Un homme a trouvé la mort après s'être immolé par le feu jeudi aux abords du siège des Nations Unies à New York, un geste qui survient dans un climat de tensions croissantes concernant la situation au Tibet. Selon des sources policières, l'incident a été signalé à 18h32 (22h32 GMT). Malgré l'intervention rapide des secours, le décès de cet individu a été constaté à l'hôpital Bellevue à Manhattan.
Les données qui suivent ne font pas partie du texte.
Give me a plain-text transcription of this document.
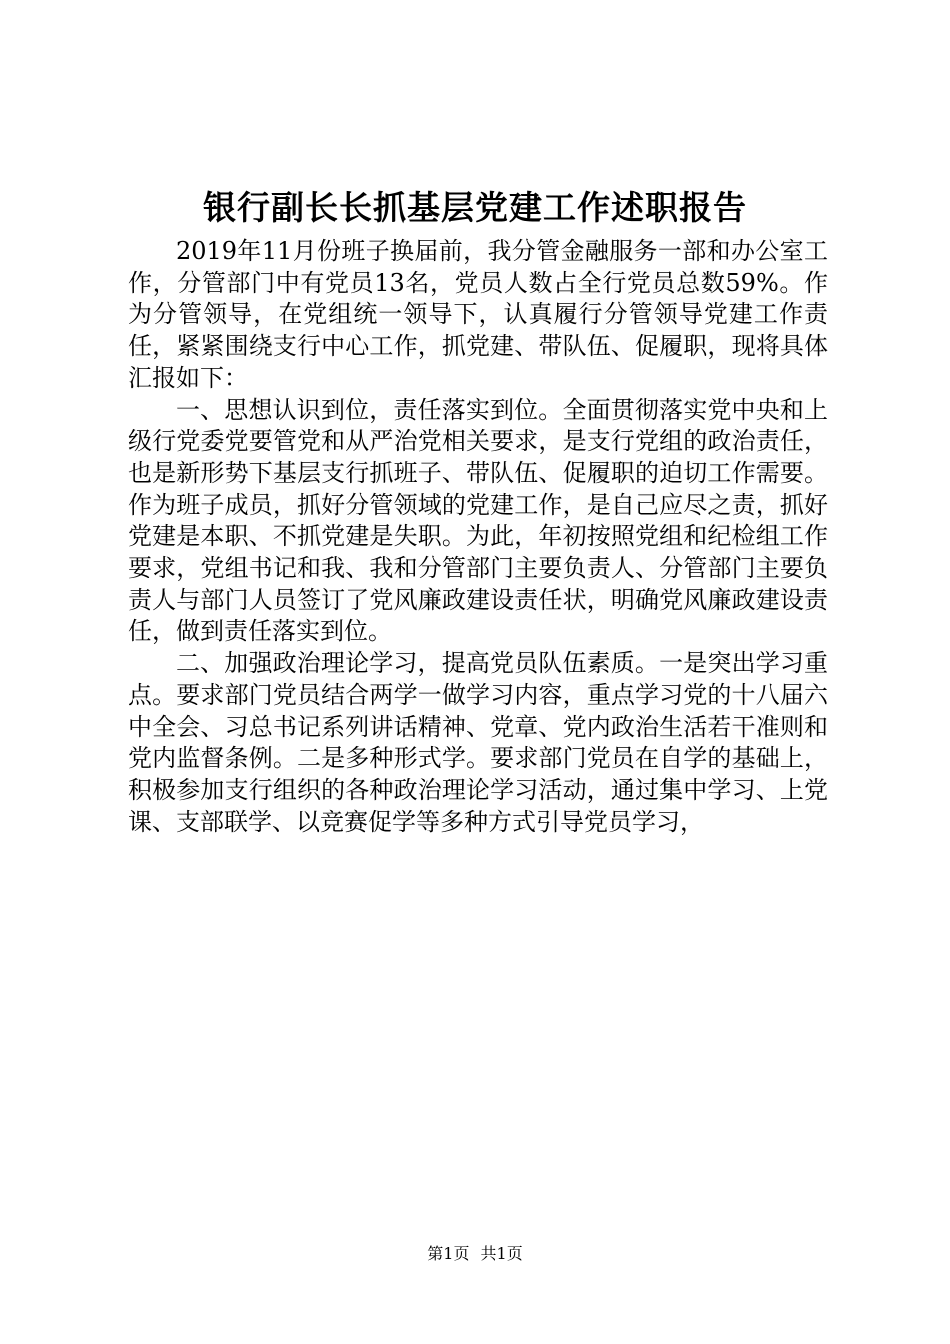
银行副长长抓基层党建工作述职报告

2019年11月份班子换届前，我分管金融服务一部和办公室工作，分管部门中有党员13名，党员人数占全行党员总数59%。作为分管领导，在党组统一领导下，认真履行分管领导党建工作责任，紧紧围绕支行中心工作，抓党建、带队伍、促履职，现将具体汇报如下：

一、思想认识到位，责任落实到位。全面贯彻落实党中央和上级行党委党要管党和从严治党相关要求，是支行党组的政治责任，也是新形势下基层支行抓班子、带队伍、促履职的迫切工作需要。作为班子成员，抓好分管领域的党建工作，是自己应尽之责，抓好党建是本职、不抓党建是失职。为此，年初按照党组和纪检组工作要求，党组书记和我、我和分管部门主要负责人、分管部门主要负责人与部门人员签订了党风廉政建设责任状，明确党风廉政建设责任，做到责任落实到位。

二、加强政治理论学习，提高党员队伍素质。一是突出学习重点。要求部门党员结合两学一做学习内容，重点学习党的十八届六中全会、习总书记系列讲话精神、党章、党内政治生活若干准则和党内监督条例。二是多种形式学。要求部门党员在自学的基础上，积极参加支行组织的各种政治理论学习活动，通过集中学习、上党课、支部联学、以竞赛促学等多种方式引导党员学习，

第1页 共1页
Le New York Post a rapporté que l'homme, identifié comme Lobga Rangzen, tenait un drapeau tibétain au moment de cet acte désespéré. Tencho Gyatso, président de l’ONG Campagne internationale pour le Tibet, a déclaré qu'il s'agissait d'un défenseur admirable des droits de l'homme, profondément engagé dans la lutte pour la cause tibétaine. "Nous sommes dévastés par cet événement tragique. Nous adressons nos sincères condoléances à sa famille", a ajouté le porte-parole du secrétaire général de l'ONU, Antonio Guterres.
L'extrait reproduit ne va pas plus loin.